Looking past the 10-foot chain link fence in the early morning while scanning the daily paper an apparition appeared, stunning you. The fence, topped with barbed wire was intended to create a protected environment, a bubble, demarcating you from them. There was no more than seven yards separating the two of you and although the fence kept him out, you still felt uncomfortable. This was your sanctuary, a two acre protected garden closed off from the riffraff, homeless and errant roaming the streets. You had experienced a similar feeling when visiting your grandparent’s graveside one early fall morning at a cemetery bordering the periphery of the city. Lifting your eyes from their graves two stags appeared in the clearing appearing more mystical than real. But by the time you reached for the Apple 3 they had disappeared back into the woods. This time it was different.
He didn’t disappear when reaching for your Apple, although you hesitated photographing him. Would he take umbrage for taking his picture as though he was a curios? He stood there, arrogantly on the other side, poised and daring and you starring into him like an infrared missile locked onto its target but wasn’t convinced he was looking at you: his eyes masked by the brim of his hipster style hat. He wore it in a haughty, jaunty angle the way Frank Sinatra wore his; tilted slightly to his right, low and over his eyes giving him the look of mystery, perhaps trouble. What attracted you to him was not his untoned naked torso, but the body art so extensive that it seemed his singular purpose was to be a canvas leaving little skin exposed.

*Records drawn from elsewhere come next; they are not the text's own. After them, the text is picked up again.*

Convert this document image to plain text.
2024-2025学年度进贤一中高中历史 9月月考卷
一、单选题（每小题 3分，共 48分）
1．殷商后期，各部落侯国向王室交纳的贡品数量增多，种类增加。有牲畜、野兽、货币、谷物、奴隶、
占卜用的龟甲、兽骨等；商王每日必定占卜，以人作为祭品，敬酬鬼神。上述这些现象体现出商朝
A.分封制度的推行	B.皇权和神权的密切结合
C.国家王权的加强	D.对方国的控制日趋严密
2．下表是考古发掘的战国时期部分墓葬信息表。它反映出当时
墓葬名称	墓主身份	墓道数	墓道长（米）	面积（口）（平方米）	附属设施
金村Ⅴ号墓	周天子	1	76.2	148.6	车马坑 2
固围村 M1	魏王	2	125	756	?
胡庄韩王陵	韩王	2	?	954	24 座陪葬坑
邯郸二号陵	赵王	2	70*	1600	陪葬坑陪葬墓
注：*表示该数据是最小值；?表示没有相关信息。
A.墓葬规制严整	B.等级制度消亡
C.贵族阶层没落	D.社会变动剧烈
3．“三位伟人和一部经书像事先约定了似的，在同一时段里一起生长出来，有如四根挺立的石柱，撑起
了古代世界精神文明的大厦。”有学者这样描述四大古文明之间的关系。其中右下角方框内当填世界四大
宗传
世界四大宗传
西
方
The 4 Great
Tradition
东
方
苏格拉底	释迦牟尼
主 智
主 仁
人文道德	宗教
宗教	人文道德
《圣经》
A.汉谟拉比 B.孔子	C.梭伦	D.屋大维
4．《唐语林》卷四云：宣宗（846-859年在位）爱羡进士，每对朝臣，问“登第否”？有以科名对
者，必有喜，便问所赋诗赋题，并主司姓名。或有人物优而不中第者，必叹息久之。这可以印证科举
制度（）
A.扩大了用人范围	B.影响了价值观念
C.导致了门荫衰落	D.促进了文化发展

Why, would anyone irreversibly mutilate his body, you wondered as you gazed at this errant young man? And why was he strutting his stuff, shirt off as if anyone really cares? Approaching him from the safety of the fence had been a consideration but before doing so he sashayed off with the swagger of a man who could care less about what you thought.
Although he was gone he wasn’t forgotten; you were left considering why any human being would subject himself to that kind of pain and permanent disfigurement. Was he so uncomfortable in his own skin that he had to create a new one as though reinventing himself? Was his tattooed body an attempt at hiding his shame or who he really was from the rest of the prying world? Perhaps you were being too profound, reading too much into this city urchin, giving it too much thought, giving him too much credit. Perhaps his body art was meant to be nothing more than a series of bumper stickers. After all, the images displayed on his body were tawdry pop art. Perhaps he was the product of the proverbial self-indulgent American culture, narcissistic too a fault, concerned only with himself: the here and now, the moment.
Pausing momentarily and considering the occurrence it dawned on you that the vision of those two stags on the perimeter of your grandparents’ space was similar to his appearance on the perimeter of your sanctuary disturbing your solitude. The stags were in their last bastion, fighting extinction; He seeking distinction from the monotony of his perceived culture.